GAINESVILLE – A 79-acre site in southern Hall County that was once home to a herd of alpacas will soon be the site of a single-family development after receiving rezoning approval from the Hall County Commission Tuesday evening.
Dozens of additional chairs had to be brought into the Gainesville Civic Center meeting room to accommodate those in attendance hoping to see the rezoning application denied, but such was not to be the final outcome.
To a chorus of “boos” the final vote tally was three commission members voting to approve the zoning change from Agricultural-Residential-III (A-R-III) and Residential-I (R-1) to Planned Residential Development (PRD), and one commissioner, District Three Commissioner Shelley Echols, voting to deny the application.
District One Commissioner Kathy Cooper recused herself from the final vote as she and her family reside in the immediate vicinity of the hotly-contested rezoning application from Atlas Development.
The rezoning request, submitted in late June, began receiving stiff opposition almost immediately and narrowly made it past its first administrative hurdle with a split 3-2 recommendation for approval from the Hall County Planning Commission October 4th after being tabled on September 20th to allow time for the developer to reconsider some of the variances to PRD standards being requested as a part of the project.
The application as initially filed included a narrative to construct 148-units on the property commonly known as the Mixon Farm, but the final version presented to the Hall County Commission Tuesday evening was scaled down more than 12-percent.
Brian Rochester, representing Atlas Development, told commissioners, “The Mixons have been there a long time and have enjoyed this property, and I think a lot of people have thoroughly enjoyed the property and the alpacas when they were there, but the Mixons are now to a point in life where they’re ready to sell their property and move on.”
Rochester then explained, “I have put on the table an edited site plan. What we’ve done is listen to the neighborhood… you have a PRD ordinance and we were asking for multiple variances from the ordinance, and when we had our neighborhood meeting they asked us to remove all of the variances and live within the PRD ordinance.”
“We are tonight with this revised plan removing all variance requests,” Rochester said. “The new plan will be 130-units, down from the 148.”
Union Church Road resident Julie Horne was one of those who spearheaded the effort to defeat the rezoning application for the property commonly known as the Mixon Farm. So wide spread was the concern voiced by those attending Tuesday’s Special Call Voting Session that the time allotted for those wishing to speak in opposition elapsed before she could share her comments.

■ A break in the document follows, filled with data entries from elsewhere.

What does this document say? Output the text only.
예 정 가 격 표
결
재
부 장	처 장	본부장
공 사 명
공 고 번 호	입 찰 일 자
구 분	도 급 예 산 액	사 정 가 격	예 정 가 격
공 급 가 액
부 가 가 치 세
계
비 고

She said after the meeting adjourned, “It is disappointing that our commissioners are more concerned with bad growth than abiding by their own future growth plan which calls for moderate density for the surrounding area. This is an excessive density and our elected officials have disappointed thousands of citizens that have petitioned them to deny this PRD.”
“A thousand and twenty four signed the petition,” Horne explained.
The commission’s rezoning approval included seventeen conditions that will govern various unique aspects of the development.